Diagnostics (Basel). 2024 Apr 18;14(8):842. doi: 10.3390/diagnostics14080842.
This study used artificial intelligence techniques to identify clinical cancer biomarkers for recurrent gastric cancer survivors. From a hospital-based cancer registry database in Taiwan, the datasets of the incidence of recurrence and clinical risk features were included in 2476 gastric cancer survivors. We benchmarked Random Forest using MLP, C4.5, AdaBoost, and Bagging algorithms on metrics and leveraged the synthetic minority oversampling technique (SMOTE) for imbalanced dataset issues, cost-sensitive learning for risk assessment, and SHapley Additive exPlanations (SHAPs) for feature importance analysis in this study. Our proposed Random Forest outperformed the other models with an accuracy of 87.9%, a recall rate of 90.5%, an accuracy rate of 86%, and an F1 of 88.2% on the recurrent category by a 10-fold cross-validation in a balanced dataset. We identified clinical features of recurrent gastric cancer, which are the top five features, stage, number of regional lymph node involvement, , BMI (body mass index), and gender; these features significantly affect the prediction model's output and are worth paying attention to in the following causal effect analysis. Using an artificial intelligence model, the risk factors for recurrent gastric cancer could be identified and cost-effectively ranked according to their feature importance. In addition, they should be crucial clinical features to provide physicians with the knowledge to screen high-risk patients in gastric cancer survivors as well.
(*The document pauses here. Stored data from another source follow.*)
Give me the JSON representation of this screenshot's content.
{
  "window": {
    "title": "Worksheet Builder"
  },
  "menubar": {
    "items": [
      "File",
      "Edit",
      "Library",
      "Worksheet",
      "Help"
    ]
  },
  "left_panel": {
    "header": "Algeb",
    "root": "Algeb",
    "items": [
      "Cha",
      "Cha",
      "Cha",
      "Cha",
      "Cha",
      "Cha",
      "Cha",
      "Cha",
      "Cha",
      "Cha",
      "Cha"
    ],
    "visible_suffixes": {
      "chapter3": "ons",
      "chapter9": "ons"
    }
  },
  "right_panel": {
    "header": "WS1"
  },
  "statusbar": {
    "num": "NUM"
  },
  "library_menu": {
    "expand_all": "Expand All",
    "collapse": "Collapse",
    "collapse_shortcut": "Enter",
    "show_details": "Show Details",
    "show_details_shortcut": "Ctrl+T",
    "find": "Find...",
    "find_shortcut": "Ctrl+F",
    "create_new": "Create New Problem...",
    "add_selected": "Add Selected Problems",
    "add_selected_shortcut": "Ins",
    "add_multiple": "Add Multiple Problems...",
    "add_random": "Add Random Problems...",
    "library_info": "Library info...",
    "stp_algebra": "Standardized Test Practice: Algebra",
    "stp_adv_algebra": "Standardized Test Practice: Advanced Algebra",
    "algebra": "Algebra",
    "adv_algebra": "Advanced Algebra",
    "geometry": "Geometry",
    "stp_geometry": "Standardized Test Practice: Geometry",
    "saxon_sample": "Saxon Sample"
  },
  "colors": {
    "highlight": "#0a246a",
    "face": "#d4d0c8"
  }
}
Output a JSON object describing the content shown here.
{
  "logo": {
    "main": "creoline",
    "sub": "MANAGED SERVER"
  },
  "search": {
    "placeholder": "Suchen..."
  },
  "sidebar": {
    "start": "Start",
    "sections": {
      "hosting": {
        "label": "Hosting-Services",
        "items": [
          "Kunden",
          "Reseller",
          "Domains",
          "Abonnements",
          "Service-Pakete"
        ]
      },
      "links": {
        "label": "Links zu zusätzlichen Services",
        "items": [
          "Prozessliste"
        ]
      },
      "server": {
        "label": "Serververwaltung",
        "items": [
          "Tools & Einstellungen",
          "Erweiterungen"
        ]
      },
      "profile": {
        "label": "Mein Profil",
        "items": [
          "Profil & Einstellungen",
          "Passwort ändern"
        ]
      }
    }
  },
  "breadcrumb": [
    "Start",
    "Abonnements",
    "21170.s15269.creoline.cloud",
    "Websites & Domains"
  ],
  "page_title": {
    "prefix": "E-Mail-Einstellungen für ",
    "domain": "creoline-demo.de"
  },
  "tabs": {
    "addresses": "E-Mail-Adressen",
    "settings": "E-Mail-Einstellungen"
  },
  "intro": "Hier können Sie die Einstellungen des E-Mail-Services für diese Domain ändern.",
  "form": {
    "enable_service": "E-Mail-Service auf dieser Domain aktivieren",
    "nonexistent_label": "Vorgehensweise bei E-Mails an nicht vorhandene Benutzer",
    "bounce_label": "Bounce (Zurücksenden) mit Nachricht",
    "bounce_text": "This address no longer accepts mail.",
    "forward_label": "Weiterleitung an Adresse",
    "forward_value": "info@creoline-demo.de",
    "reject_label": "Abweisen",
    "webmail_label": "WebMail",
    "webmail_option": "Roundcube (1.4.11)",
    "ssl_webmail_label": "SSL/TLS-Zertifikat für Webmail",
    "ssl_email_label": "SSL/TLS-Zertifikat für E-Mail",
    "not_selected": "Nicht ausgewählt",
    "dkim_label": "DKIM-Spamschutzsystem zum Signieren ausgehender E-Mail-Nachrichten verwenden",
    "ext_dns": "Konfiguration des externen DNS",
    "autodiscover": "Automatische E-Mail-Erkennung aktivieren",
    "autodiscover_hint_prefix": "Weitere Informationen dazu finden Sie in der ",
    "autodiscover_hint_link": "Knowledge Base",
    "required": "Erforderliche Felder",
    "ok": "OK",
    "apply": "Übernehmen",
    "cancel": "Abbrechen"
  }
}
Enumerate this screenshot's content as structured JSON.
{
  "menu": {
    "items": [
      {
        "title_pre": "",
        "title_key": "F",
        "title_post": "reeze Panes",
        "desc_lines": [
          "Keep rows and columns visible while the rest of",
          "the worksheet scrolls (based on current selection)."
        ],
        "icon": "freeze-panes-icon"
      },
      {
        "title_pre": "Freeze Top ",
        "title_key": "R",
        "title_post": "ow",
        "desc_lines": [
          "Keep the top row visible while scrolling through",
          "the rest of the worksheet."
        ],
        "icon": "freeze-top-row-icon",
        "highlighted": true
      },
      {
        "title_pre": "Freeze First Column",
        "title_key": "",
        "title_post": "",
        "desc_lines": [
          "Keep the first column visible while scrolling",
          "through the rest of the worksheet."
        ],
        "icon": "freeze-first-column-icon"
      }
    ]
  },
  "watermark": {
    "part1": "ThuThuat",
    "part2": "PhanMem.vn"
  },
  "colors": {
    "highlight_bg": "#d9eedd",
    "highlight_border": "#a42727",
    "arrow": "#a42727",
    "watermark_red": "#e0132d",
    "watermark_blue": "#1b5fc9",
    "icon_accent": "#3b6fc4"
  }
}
本研究使用人工智能技术来识别复发性胃癌幸存者的临床癌症生物标志物。从台湾一个基于医院的癌症登记数据库中,纳入了2476名胃癌幸存者的复发率和临床风险特征数据集。在本研究中,我们使用MLP、C4.5、AdaBoost和Bagging算法对随机森林进行了指标基准测试,并利用合成少数过采样技术(SMOTE)处理不平衡数据集问题,采用成本敏感学习进行风险评估,以及使用SHapley加性解释(SHAPs)进行特征重要性分析。我们提出的随机森林在平衡数据集中通过10倍交叉验证,在复发类别上的准确率为87.9%,召回率为90.5%,精确率为86%,F1值为88.2%,优于其他模型。我们确定了复发性胃癌的临床特征,即排名前五的特征:分期、区域淋巴结受累数量、体重指数(BMI)和性别;这些特征显著影响预测模型的输出,在接下来的因果效应分析中值得关注。使用人工智能模型,可以识别复发性胃癌的风险因素,并根据其特征重要性进行成本效益排序。此外,它们应该是关键的临床特征,也能为医生提供筛查胃癌幸存者中高危患者的知识。